Abstract

Human inducible nitric oxide synthase (iNOS) gene transfer inhibits myointimal hyperplasia in vitro. However, unstimulated vascular smooth muscle cells (SMC) do not synthesize tetrahydrobiopterin (BH4), an essential cofactor for iNOS, which may be an obstacle to successful vascular iNOS gene therapy. We investigated the capacity of gene transfer of guanosine triphosphate (GTP) cyclohydrolase I (GTPCH), the rate-limiting enzyme for BH4 biosynthesis, to supply cofactor for iNOS activity. A human GTPCH expression plasmid (pCIS-GTPCH) was transfected into rat aortic SMC (RAOSMC) and BH4-deficient NIH3T3 cells engineered to stably express human iNOS (3T3-iNOS). GTPCH activity and intracellular biopterins were assessed as a measure of successful transfection, and the capacity of GTPCH to reconstitute iNOS activity was used to determine whether BH4 was made available to the iNOS protein.

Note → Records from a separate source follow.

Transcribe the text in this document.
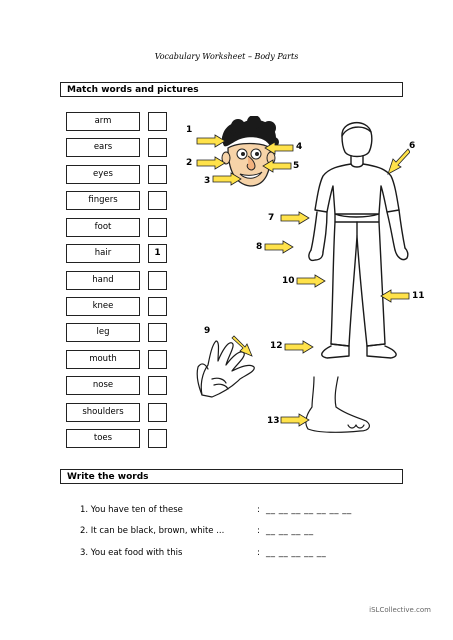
Vocabulary Worksheet – Body Parts
Match words and pictures
arm
ears
eyes
fingers
foot
hair	1
hand
knee
leg
mouth
nose
shoulders
toes
1
2
3
4
5
6
7
8
9
10
11
12
13
Write the words
1. You have ten of these	: __ __ __ __ __ __ __
2. It can be black, brown, white ...	: __ __ __ __
3. You eat food with this	: __ __ __ __ __
iSLCollective.com
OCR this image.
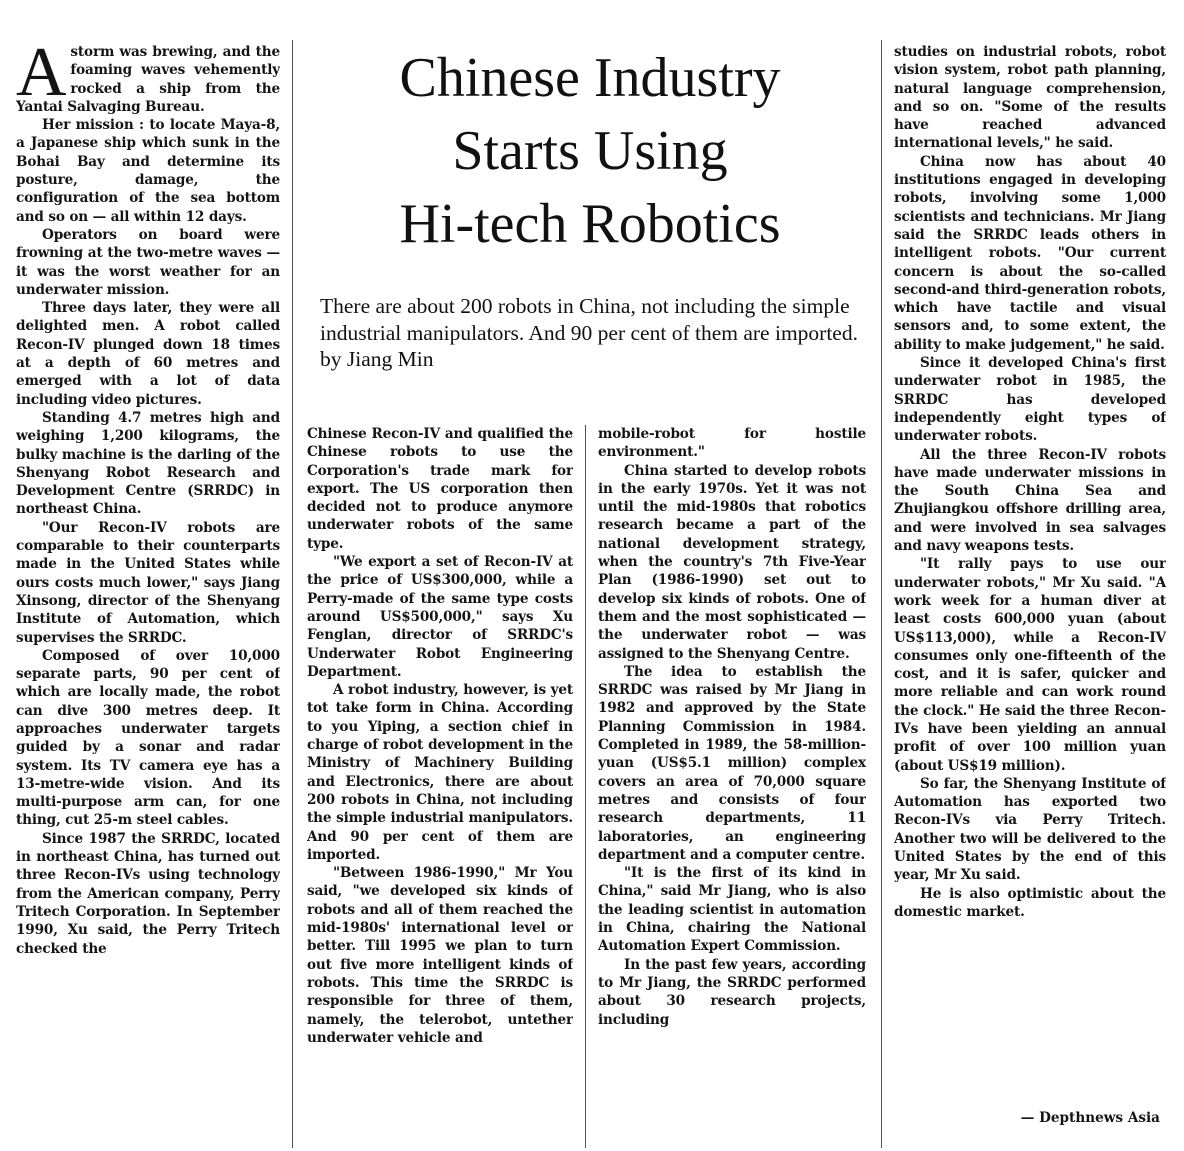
Chinese Industry
Starts Using
Hi-tech Robotics

There are about 200 robots in China, not including the simple industrial manipulators. And 90 per cent of them are imported. by Jiang Min

A storm was brewing, and the foaming waves vehemently rocked a ship from the Yantai Salvaging Bureau.

Her mission : to locate Maya-8, a Japanese ship which sunk in the Bohai Bay and determine its posture, damage, the configuration of the sea bottom and so on — all within 12 days.

Operators on board were frowning at the two-metre waves — it was the worst weather for an underwater mission.

Three days later, they were all delighted men. A robot called Recon-IV plunged down 18 times at a depth of 60 metres and emerged with a lot of data including video pictures.

Standing 4.7 metres high and weighing 1,200 kilograms, the bulky machine is the darling of the Shenyang Robot Research and Development Centre (SRRDC) in northeast China.

"Our Recon-IV robots are comparable to their counterparts made in the United States while ours costs much lower," says Jiang Xinsong, director of the Shenyang Institute of Automation, which supervises the SRRDC.

Composed of over 10,000 separate parts, 90 per cent of which are locally made, the robot can dive 300 metres deep. It approaches underwater targets guided by a sonar and radar system. Its TV camera eye has a 13-metre-wide vision. And its multi-purpose arm can, for one thing, cut 25-m steel cables.

Since 1987 the SRRDC, located in northeast China, has turned out three Recon-IVs using technology from the American company, Perry Tritech Corporation. In September 1990, Xu said, the Perry Tritech checked the

Chinese Recon-IV and qualified the Chinese robots to use the Corporation's trade mark for export. The US corporation then decided not to produce anymore underwater robots of the same type.

"We export a set of Recon-IV at the price of US$300,000, while a Perry-made of the same type costs around US$500,000," says Xu Fenglan, director of SRRDC's Underwater Robot Engineering Department.

A robot industry, however, is yet tot take form in China. According to you Yiping, a section chief in charge of robot development in the Ministry of Machinery Building and Electronics, there are about 200 robots in China, not including the simple industrial manipulators. And 90 per cent of them are imported.

"Between 1986-1990," Mr You said, "we developed six kinds of robots and all of them reached the mid-1980s' international level or better. Till 1995 we plan to turn out five more intelligent kinds of robots. This time the SRRDC is responsible for three of them, namely, the telerobot, untether underwater vehicle and

mobile-robot for hostile environment."

China started to develop robots in the early 1970s. Yet it was not until the mid-1980s that robotics research became a part of the national development strategy, when the country's 7th Five-Year Plan (1986-1990) set out to develop six kinds of robots. One of them and the most sophisticated — the underwater robot — was assigned to the Shenyang Centre.

The idea to establish the SRRDC was raised by Mr Jiang in 1982 and approved by the State Planning Commission in 1984. Completed in 1989, the 58-million-yuan (US$5.1 million) complex covers an area of 70,000 square metres and consists of four research departments, 11 laboratories, an engineering department and a computer centre.

"It is the first of its kind in China," said Mr Jiang, who is also the leading scientist in automation in China, chairing the National Automation Expert Commission.

In the past few years, according to Mr Jiang, the SRRDC performed about 30 research projects, including

studies on industrial robots, robot vision system, robot path planning, natural language comprehension, and so on. "Some of the results have reached advanced international levels," he said.

China now has about 40 institutions engaged in developing robots, involving some 1,000 scientists and technicians. Mr Jiang said the SRRDC leads others in intelligent robots. "Our current concern is about the so-called second-and third-generation robots, which have tactile and visual sensors and, to some extent, the ability to make judgement," he said.

Since it developed China's first underwater robot in 1985, the SRRDC has developed independently eight types of underwater robots.

All the three Recon-IV robots have made underwater missions in the South China Sea and Zhujiangkou offshore drilling area, and were involved in sea salvages and navy weapons tests.

"It rally pays to use our underwater robots," Mr Xu said. "A work week for a human diver at least costs 600,000 yuan (about US$113,000), while a Recon-IV consumes only one-fifteenth of the cost, and it is safer, quicker and more reliable and can work round the clock." He said the three Recon-IVs have been yielding an annual profit of over 100 million yuan (about US$19 million).

So far, the Shenyang Institute of Automation has exported two Recon-IVs via Perry Tritech. Another two will be delivered to the United States by the end of this year, Mr Xu said.

He is also optimistic about the domestic market.

— Depthnews Asia
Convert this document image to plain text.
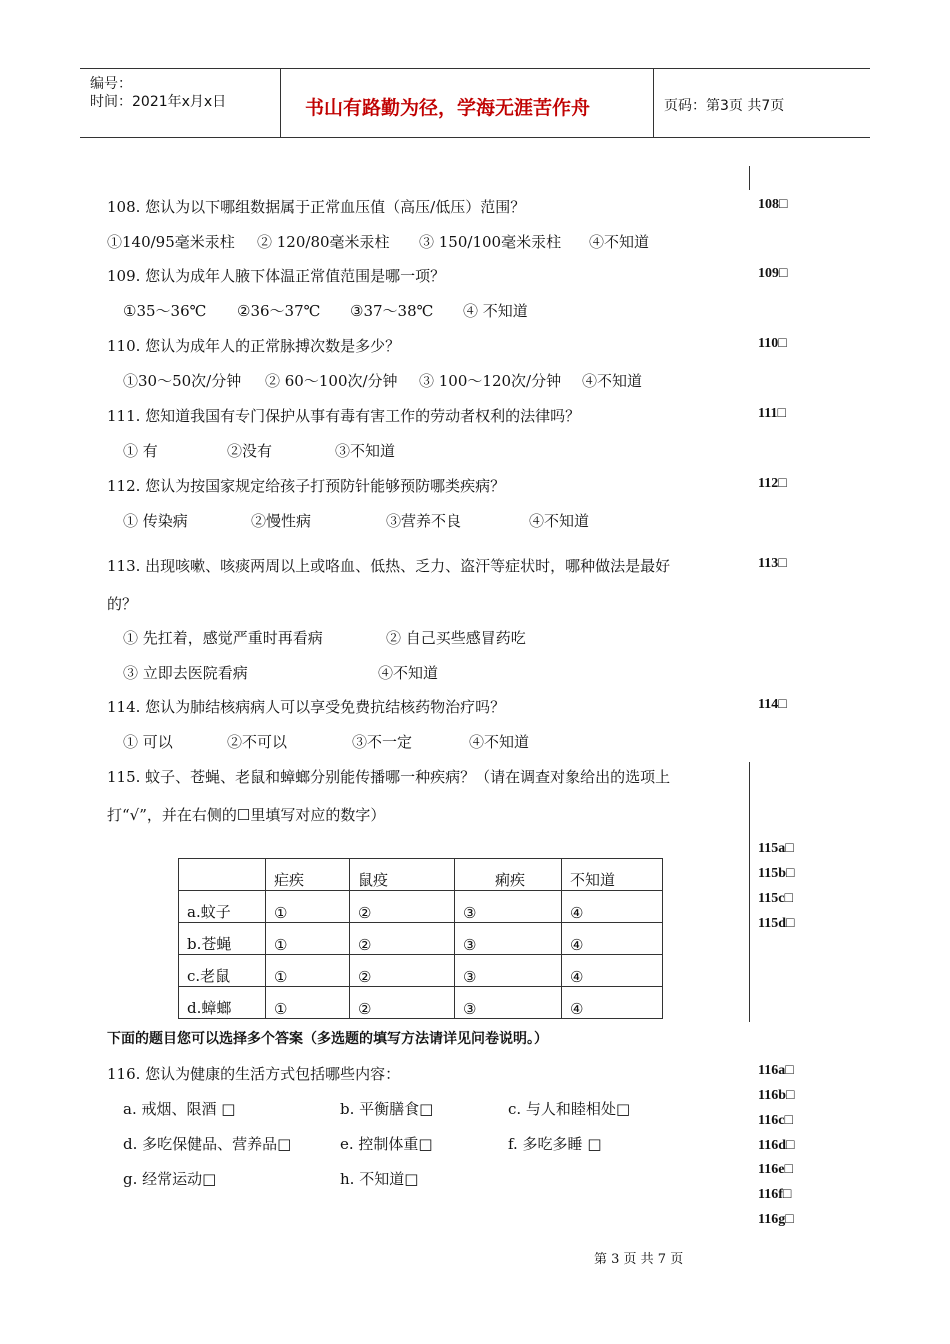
编号：
时间：2021年x月x日	书山有路勤为径，学海无涯苦作舟	页码：第3页 共7页
108. 您认为以下哪组数据属于正常血压值（高压/低压）范围？	108□
①140/95毫米汞柱 ② 120/80毫米汞柱 ③ 150/100毫米汞柱 ④不知道
109. 您认为成年人腋下体温正常值范围是哪一项？	109□
①35～36℃ ②36～37℃ ③37～38℃ ④ 不知道
110. 您认为成年人的正常脉搏次数是多少？	110□
①30～50次/分钟 ② 60～100次/分钟 ③ 100～120次/分钟 ④不知道
111. 您知道我国有专门保护从事有毒有害工作的劳动者权利的法律吗？	111□
① 有	②没有	③不知道
112. 您认为按国家规定给孩子打预防针能够预防哪类疾病？	112□
① 传染病	②慢性病	③营养不良	④不知道
113. 出现咳嗽、咳痰两周以上或咯血、低热、乏力、盗汗等症状时，哪种做法是最好
的？
113□
① 先扛着，感觉严重时再看病	② 自己买些感冒药吃
③ 立即去医院看病	④不知道
114. 您认为肺结核病病人可以享受免费抗结核药物治疗吗？	114□
① 可以	②不可以	③不一定	④不知道
115. 蚊子、苍蝇、老鼠和蟑螂分别能传播哪一种疾病？（请在调查对象给出的选项上
打“√”，并在右侧的☐里填写对应的数字）
115a□
115b□
115c□
115d□
	疟疾	鼠疫	痢疾	不知道
a.蚊子	①	②	③	④
b.苍蝇	①	②	③	④
c.老鼠	①	②	③	④
d.蟑螂	①	②	③	④
下面的题目您可以选择多个答案（多选题的填写方法请详见问卷说明。）
116. 您认为健康的生活方式包括哪些内容：	116a□
116b□
116c□
116d□
116e□
116f□
116g□
a. 戒烟、限酒 □	b. 平衡膳食□	c. 与人和睦相处□
d. 多吃保健品、营养品□	e. 控制体重□	f. 多吃多睡 □
g. 经常运动□	h. 不知道□
第 3 页 共 7 页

The pCIS-GTPCH-transfected 3T3 cells had demonstrable GTPCH activity as compared with control cells (169.3 +/- 6.6 pmol/hr/mg versus 0, p < 0.001). Intracellular biopterin levels were also increased in transfected 3T3 and SMC (60.6 +/- 2.6 and 101.7 +/- 28.3 pmol/mg, respectively, versus less than 4 in control cells). GTPCH reconstituted near-maximal iNOS activity in 3T3-iNOS cells despite a gene transfer efficiency of less than 1%. GTPCH and iNOS enzymes did not have to coexist in the same cell for the synthesized BH4 to support iNOS activity. GTPCH gene transfer reconstitutes iNOS activity in BH4-deficient cells despite poor transfer efficiency. GTPCH can deliver a cofactor to targeted cells even if it is synthesized in neighboring cells, and may be a means to concurrently deliver BH4 with iNOS in vivo.